In July 2023, Storiel announced they were now beginning preparation for the gallery. Gwynedd Council welcomed the news that two member galleries would be within Gwynedd.

Other existing national host galleries, that already display the collection, or plan to, are the National Museum Cardiff, and National Library of Wales in Aberystwyth. The two would continue to display parts of the collection following the establishment of the gallery. There are also proposals for the National Slate Museum, Llanberis, to be another host gallery.

==== Cancelled proposals for main site ====

A main "anchor gallery" was under consideration to be the most prominent face of the contemporary gallery. It would have not replaced the other existing venues which would have also formed part of the gallery. But potentially it would have become a "central hub" to complement the provision of the collection to the other possibly ten sites. Re-using existing structures and possibly regenerating a town centre was desired of any candidate site. The anchor site was hoped to be a "magnet" for visitors and contribute to the local visitor economy and the cultural/creative sectors. Before 2018, the Welsh Government were considering it being housed in a new building until they recommended an existing building to be used instead.

In July 2022, the Deputy Minister for Arts and Sport, Dawn Bowden MS, stated that a request for candidate sites for the main site was requested in the same month, with a deadline set for the end of August 2022.

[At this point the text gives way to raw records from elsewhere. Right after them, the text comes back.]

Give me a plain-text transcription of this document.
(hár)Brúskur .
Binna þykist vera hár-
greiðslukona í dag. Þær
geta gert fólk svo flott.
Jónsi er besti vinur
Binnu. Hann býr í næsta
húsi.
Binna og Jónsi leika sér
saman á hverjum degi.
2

In September 2022, fourteen expressions of interest for sites to become the anchor site were received. Five local authorities, Cardiff, Merthyr Tydfil, Newport, Swansea and Wrexham, were shortlisted for the further development of their proposals.

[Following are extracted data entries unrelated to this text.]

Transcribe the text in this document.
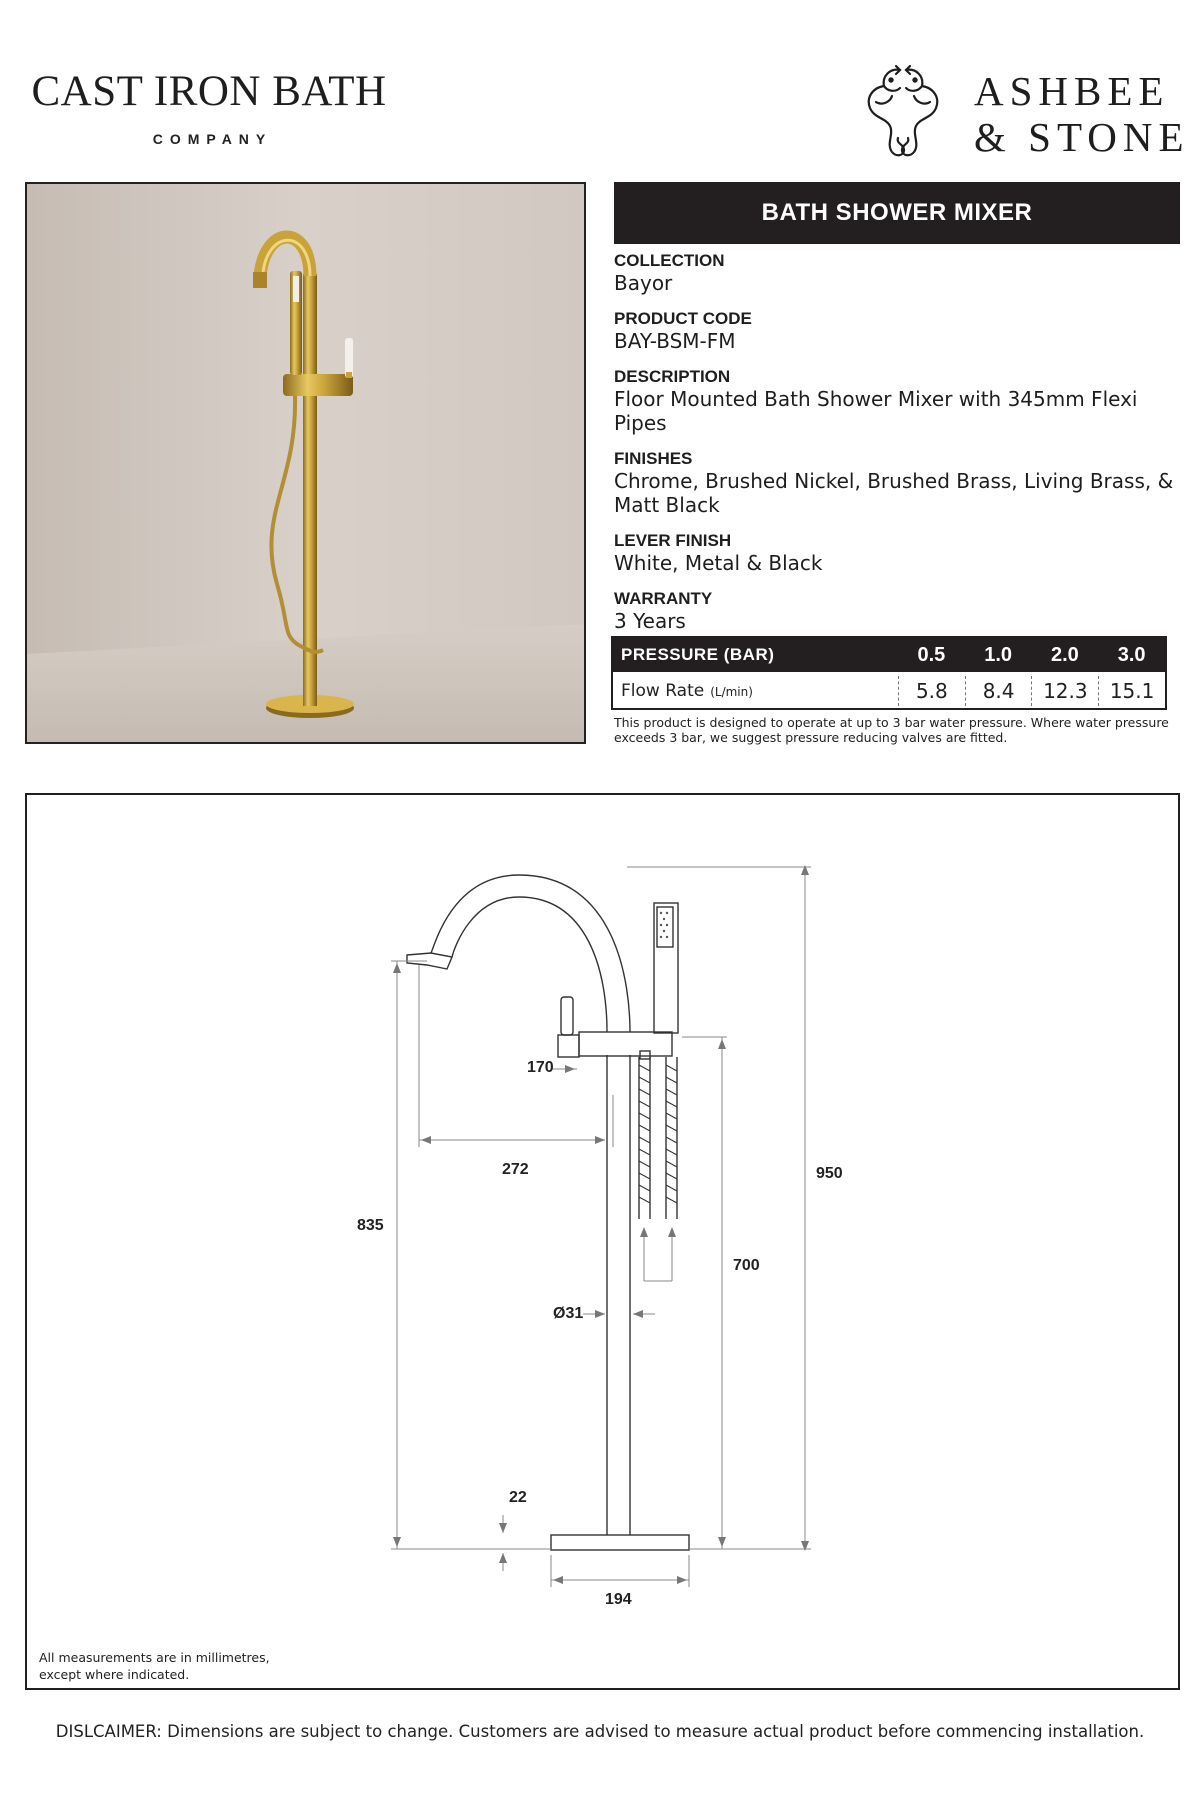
CAST IRON BATH
COMPANY
ASHBEE
& STONE
BATH SHOWER MIXER
COLLECTION
Bayor
PRODUCT CODE
BAY-BSM-FM
DESCRIPTION
Floor Mounted Bath Shower Mixer with 345mm Flexi Pipes
FINISHES
Chrome, Brushed Nickel, Brushed Brass, Living Brass, & Matt Black
LEVER FINISH
White, Metal & Black
WARRANTY
3 Years
PRESSURE (BAR)	0.5	1.0	2.0	3.0
Flow Rate (L/min)	5.8	8.4	12.3	15.1
This product is designed to operate at up to 3 bar water pressure. Where water pressure exceeds 3 bar, we suggest pressure reducing valves are fitted.
170
272	950
835
700
Ø31
22
194
All measurements are in millimetres,
except where indicated.
DISLCAIMER: Dimensions are subject to change. Customers are advised to measure actual product before commencing installation.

In February 2023, the Welsh third sector was also invited to submit expressions of interest for any site they would consider to match the criteria, with the submissions considered by the government by June 2023.

In April 2023, Merthyr Tydfil's proposed site was revealed to be Cyfarthfa Castle. While in May 2023, it was revealed that Wrexham's shortlisted proposed site was the former Grove Park School building, and received £25,000 to develop their shortlisted proposal further. While by August 2023, Swansea council's proposed site for their anchor site in Swansea, comprised a re-developed Swansea Civic Centre and a newly built "art-box".

In January 2024, Deputy Minister for Arts, Sport and Tourism, Dawn Bowden MS, stated that due to high levels of funding needed for a main site, and the decreased funding in the Welsh government's budget, developing a main site may initially become more challenging than just an initial regional network of existing galleries. Bowden also stated the planned March 2024 announcement may be delayed.

In July 2024, Cabinet Secretary for Culture and Social Justice, Lesley Griffiths, announced the concept of a main site would be scrapped, as part of an initiative to raise £3.2 million to be re-allocated to support emergency repairs to National Museum Cardiff and National Library of Wales buildings.